Subject Re: Strange behavior of 2 TIB_Cursor
Author ac.hi@switzerland.org
Thanks for your help!

> >>
> Yes: you need to put these two datasets under the control of the
same
> transaction and start that transaction before you call Open (or
First) on
> the ib_cursors. Make sure the Isolation level is tiCommitted.
> <<
>
> I would think tiConcurrency would be more appropriate. Otherwise,
there
> could be different results from the actions of other users.

Both cursor are sharing the same connection and same transaction
(which is started explicit) - the only thing they share. I havent set
any master detail relationship between the two or something similar.
Isolation level is tiCommitted - but I think that shouldn't matter as
I'm testing my programme in an evironment with only one user - the one
who is reading the database with the cursors.

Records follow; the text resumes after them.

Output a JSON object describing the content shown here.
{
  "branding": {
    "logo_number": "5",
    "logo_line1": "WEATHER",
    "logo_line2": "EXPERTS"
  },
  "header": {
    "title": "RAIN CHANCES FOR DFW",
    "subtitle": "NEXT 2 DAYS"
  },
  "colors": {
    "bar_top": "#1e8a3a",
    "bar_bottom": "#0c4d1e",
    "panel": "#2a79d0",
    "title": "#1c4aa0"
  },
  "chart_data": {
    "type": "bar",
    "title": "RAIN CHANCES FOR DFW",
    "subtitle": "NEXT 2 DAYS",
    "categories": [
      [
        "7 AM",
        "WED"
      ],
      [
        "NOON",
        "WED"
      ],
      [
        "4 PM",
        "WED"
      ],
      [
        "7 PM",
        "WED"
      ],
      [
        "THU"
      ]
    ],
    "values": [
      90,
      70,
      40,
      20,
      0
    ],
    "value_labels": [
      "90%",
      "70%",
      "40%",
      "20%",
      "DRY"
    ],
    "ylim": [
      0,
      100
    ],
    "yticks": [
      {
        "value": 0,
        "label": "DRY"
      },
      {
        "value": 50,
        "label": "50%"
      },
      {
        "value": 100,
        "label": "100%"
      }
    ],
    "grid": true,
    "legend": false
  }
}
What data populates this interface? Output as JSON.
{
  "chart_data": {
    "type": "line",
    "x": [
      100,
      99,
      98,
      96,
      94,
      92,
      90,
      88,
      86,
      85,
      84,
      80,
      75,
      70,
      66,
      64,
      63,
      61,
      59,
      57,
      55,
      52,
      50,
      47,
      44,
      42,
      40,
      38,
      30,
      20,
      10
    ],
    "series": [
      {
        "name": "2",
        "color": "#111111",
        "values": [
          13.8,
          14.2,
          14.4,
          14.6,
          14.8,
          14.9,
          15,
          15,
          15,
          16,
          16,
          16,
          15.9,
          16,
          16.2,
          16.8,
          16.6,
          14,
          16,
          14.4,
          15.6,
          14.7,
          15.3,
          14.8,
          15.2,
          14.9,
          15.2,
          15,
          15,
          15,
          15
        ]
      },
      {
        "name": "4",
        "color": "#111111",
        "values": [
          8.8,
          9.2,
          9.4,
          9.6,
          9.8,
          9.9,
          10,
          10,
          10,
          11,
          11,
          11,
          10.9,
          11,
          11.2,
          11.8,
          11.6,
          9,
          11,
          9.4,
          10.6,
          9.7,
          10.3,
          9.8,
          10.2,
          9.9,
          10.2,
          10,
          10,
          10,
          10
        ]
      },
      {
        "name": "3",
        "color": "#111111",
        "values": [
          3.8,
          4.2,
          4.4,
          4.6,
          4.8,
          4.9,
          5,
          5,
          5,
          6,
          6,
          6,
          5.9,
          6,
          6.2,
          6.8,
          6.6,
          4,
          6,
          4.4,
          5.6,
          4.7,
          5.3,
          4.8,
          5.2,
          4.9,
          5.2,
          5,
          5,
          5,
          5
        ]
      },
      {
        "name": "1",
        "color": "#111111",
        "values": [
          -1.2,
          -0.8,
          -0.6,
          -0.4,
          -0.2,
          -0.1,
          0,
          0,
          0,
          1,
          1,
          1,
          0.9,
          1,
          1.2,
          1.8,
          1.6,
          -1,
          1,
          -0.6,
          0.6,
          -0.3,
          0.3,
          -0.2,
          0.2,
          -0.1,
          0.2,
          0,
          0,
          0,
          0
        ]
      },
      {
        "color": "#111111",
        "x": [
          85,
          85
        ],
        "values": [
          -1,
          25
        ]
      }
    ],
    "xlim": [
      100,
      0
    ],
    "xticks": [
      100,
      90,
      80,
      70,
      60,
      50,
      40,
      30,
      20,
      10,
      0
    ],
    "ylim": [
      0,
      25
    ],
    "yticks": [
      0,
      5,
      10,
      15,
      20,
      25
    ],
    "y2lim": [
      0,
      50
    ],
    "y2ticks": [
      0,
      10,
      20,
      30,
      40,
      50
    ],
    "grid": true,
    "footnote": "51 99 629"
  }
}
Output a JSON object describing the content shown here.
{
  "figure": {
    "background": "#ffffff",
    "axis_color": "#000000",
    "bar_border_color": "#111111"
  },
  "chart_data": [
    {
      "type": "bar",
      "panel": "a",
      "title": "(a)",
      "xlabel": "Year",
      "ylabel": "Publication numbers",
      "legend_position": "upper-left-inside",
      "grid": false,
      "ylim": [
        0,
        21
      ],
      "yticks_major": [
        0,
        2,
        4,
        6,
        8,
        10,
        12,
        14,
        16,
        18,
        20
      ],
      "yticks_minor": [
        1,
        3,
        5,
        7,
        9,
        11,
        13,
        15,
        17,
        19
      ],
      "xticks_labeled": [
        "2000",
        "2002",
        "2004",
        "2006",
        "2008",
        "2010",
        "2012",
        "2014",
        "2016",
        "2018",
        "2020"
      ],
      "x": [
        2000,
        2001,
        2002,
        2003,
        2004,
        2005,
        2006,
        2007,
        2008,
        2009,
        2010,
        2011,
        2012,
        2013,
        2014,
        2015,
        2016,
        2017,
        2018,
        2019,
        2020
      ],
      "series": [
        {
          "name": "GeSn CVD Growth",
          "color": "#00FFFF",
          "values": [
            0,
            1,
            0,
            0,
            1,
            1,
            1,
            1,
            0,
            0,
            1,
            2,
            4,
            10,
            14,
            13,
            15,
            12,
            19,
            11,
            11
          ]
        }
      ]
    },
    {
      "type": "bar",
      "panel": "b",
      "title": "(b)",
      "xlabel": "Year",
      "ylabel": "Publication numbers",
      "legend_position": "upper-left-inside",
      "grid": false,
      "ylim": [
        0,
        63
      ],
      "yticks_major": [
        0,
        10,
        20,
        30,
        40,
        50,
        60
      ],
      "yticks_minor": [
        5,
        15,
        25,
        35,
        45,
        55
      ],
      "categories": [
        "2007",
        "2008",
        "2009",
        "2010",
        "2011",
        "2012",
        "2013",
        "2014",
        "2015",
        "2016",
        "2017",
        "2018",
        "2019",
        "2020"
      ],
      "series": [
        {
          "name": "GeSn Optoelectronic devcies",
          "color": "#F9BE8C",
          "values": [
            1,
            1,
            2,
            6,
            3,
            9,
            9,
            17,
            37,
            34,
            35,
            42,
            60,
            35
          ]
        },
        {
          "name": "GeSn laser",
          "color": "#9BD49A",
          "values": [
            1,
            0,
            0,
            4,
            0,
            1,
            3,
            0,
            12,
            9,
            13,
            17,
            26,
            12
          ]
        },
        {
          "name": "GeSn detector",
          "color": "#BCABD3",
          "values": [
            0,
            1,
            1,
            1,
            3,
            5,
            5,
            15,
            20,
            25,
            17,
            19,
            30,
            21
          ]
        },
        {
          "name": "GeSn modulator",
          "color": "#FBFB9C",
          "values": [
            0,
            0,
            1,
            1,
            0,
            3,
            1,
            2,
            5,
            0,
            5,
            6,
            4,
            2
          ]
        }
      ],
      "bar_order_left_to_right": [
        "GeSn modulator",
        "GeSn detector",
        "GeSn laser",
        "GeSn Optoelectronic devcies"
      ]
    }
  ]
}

I still don't understand why the different result of the cursor is
changing depending on which one I open first. That looks really
strange to me.

> Also, rather than walking two cursors I would make the second one
operate
> off a parameter from the first one.
> In the Cursor1.After FetchRow event plug in the input parameter and
call the
> First method for cursor 2.
> Then your loop would look like this:
>
> cursor1.First;
> while not cursor1.Eof do begin
> do several things
> cursor1.Next;
> end;
>

I guess that's a solution but not an explanation for the problem.

Daniel Achermann

> >I have the following problem:
> >
> >I create two TIB_Cursor at runtime, set the properties for
connection
> >and add a SQL-Command. The command is similar for both, it should
> >return records with the same ID but different fields, something
like
> >
> > SELECT PersonID, Fld1, Fld2, Fld3
> > FROM Person
> > ORDER BY PersonID
> >
> > and
> >
> > SELECT PersonID, Fld4, Fld5, Fld6
> > FROM Person
> > ORDER BY PersonID
> >
> >The real Sql-Command is much more complex and is a join of a lot of
> >tables. The reason why I have to split it, is because the command
is
> >too complex.
> >
> >Afterwards I want to step through the two cursor. I'm doing that
like
> >this:
> >
> > cursor1.First;
> > cursor2.First;
> > while not cursor1.Eof do begin
> > do several things
> > cursor1.Next;
> > cursor2.Next;
> > end;
> >
> >I expect that both cursor have the same records, that means the
> >PersonID should always be the same.
> >
> >But it isn't. One can argue that this is based on the
Sql-statement.
> >
> >But the really strange thing is, that I get different results based
on
> >the order which cursor I open first. When I write the statements
above
> >different:
> >
> > cursor2.First;
> > cursor1.First;
> > while not cursor1.Eof do begin
> > do several things
> > cursor1.Next;
> > cursor2.Next;
> > end;
> >
> >opening first cursor2, the results is different, other records are
> >missing. The cursor I open first seems to return the correct
(amount
> >of) records, but in the second query some records are missing: The
> >first few records seem to be correct but suddenly I have a gap.
> >
> >I'm using:
> > - IBO 3.6Dg
> > - Delphi 5.1
> > - Interbase 6
> >
> >Has anyone an idea what could be the problem about it?
>
>
> Yes: you need to put these two datasets under the control of the
same
> transaction and start that transaction before you call Open (or
First) on
> the ib_cursors. Make sure the Isolation level is tiCommitted.